Yes, same here. However in the original thread, Zelman stated that if he saw anyone in his pharmacy that he diagnosed as needing an epinephrine shot, he would give them a flu shot at that point, so that he could pretend their breathing problems were caused by the flu shot, and then he would be able to legally (according to him) give the person a epinephrine shot. This is what I was referring to as practicing out of his scope of practice.
 
Yes, same here. However in the original thread, Zelman stated that if he saw anyone in his pharmacy that he diagnosed as needing an epinephrine shot, he would give them a flu shot at that point, so that he could pretend their breathing problems were caused by the flu shot, and then he would be able to legally (according to him) give the person a epinephrine shot. This is what I was referring to as practicing out of his scope of practice.
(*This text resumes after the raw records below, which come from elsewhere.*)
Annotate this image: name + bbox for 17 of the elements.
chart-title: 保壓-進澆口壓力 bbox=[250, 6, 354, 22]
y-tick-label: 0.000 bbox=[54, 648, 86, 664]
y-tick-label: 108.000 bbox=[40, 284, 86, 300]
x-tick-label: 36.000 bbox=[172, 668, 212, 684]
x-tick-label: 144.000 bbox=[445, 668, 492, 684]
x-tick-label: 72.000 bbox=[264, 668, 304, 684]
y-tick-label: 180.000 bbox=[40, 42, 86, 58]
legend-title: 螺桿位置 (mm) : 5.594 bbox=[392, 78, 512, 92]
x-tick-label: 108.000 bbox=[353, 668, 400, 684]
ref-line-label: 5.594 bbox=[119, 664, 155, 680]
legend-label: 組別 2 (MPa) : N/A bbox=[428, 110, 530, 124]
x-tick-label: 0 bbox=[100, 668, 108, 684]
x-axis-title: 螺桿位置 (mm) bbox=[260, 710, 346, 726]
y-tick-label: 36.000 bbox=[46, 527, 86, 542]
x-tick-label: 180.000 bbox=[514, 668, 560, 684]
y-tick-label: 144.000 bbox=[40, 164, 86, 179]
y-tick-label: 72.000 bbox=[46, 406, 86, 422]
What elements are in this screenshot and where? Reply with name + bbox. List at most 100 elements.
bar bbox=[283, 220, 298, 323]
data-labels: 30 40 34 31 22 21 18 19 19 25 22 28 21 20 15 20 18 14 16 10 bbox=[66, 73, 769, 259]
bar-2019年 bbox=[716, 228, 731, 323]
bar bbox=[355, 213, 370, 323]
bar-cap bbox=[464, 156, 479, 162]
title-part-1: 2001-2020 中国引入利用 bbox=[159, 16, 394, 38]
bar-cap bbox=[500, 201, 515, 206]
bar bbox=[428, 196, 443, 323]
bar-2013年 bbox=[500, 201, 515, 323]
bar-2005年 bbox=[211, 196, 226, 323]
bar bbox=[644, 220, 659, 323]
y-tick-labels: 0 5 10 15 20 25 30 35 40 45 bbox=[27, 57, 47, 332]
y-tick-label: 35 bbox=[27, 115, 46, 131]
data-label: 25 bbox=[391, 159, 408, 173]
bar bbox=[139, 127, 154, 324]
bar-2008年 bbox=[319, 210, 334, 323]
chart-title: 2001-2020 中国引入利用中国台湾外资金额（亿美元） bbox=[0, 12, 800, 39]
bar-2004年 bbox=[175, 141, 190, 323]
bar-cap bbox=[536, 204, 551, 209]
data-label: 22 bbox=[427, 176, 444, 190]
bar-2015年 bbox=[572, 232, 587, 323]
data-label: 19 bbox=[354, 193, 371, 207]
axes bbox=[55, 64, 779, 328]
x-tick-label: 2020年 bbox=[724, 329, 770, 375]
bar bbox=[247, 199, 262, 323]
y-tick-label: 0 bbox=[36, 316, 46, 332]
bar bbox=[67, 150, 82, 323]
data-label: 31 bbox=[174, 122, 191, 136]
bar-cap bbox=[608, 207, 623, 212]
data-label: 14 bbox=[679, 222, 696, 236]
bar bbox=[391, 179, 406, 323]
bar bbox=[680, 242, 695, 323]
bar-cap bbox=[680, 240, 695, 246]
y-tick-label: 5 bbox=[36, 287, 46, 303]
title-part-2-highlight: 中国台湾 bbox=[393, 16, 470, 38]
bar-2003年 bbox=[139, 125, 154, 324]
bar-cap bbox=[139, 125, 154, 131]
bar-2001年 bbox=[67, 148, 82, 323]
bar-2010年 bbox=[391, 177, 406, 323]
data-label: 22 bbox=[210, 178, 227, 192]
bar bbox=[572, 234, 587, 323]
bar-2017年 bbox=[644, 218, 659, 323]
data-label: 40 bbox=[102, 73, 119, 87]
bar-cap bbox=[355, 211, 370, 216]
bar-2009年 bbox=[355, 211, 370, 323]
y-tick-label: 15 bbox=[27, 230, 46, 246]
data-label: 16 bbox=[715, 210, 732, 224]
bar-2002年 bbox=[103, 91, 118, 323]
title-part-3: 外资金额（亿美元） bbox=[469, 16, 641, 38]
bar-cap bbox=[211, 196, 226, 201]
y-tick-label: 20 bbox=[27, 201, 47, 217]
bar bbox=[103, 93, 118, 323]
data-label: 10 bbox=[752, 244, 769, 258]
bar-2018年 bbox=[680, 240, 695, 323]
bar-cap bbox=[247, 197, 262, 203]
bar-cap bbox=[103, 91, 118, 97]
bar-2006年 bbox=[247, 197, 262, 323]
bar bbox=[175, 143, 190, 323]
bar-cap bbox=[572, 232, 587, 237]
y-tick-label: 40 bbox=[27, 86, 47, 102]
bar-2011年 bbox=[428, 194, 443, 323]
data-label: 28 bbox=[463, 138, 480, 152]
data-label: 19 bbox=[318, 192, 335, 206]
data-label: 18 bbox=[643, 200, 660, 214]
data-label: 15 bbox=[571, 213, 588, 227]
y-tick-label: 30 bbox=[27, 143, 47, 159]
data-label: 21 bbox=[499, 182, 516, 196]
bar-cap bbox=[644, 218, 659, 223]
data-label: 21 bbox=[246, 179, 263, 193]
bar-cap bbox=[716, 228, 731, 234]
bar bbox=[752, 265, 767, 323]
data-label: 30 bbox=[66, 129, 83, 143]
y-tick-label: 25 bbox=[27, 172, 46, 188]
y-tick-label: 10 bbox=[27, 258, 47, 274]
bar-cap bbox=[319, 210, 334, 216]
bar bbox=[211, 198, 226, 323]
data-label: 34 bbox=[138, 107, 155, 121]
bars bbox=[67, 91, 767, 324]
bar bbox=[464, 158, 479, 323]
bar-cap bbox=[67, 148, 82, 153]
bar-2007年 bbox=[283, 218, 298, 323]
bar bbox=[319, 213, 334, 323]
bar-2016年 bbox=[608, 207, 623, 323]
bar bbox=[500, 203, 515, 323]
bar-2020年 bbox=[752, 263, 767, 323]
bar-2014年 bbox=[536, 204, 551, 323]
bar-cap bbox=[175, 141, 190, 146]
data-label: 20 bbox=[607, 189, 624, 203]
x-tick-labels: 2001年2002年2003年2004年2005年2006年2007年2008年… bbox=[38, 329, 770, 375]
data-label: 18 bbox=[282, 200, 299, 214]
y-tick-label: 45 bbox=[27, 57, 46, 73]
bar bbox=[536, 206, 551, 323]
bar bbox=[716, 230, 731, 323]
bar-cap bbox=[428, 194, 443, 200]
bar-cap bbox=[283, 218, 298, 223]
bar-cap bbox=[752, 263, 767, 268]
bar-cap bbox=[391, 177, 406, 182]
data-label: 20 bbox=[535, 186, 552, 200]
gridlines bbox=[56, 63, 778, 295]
You misunderstood. I said that by giving them a flu shot, I could legally give them epinephrine. I do not wander my store holding two syringes looking to diagnose people. This would typically be in the case of someone who came to the pharmacy and informed me of their situation. One (true) example of such a person was a young child gasping for air while apologizing to his mother who was holding a half eaten snickers and the mom informed us of his peanut allergy. I would feel more comfortable with the risk of an adverse effect from giving them an epipen than the risk of watching a mother watch her son die while we waited for EMS. I was still an intern when that happened, so my pharmacist dealt with it. But as a professional I need to be prepared for that to happen to me. Also, I wouldn't intend to "pretend their breathing problems were caused by the flu shot" as my protocol doesn't require that the epinephrine be given to those having allergic reactions caused by the flu shot. Only that they have received an immunization and afterward had a life-threatening allergic reaction. It's called a "loophole". A Loophole is where one can follow the letter of the law to accomplish something not intended by the lawmakers.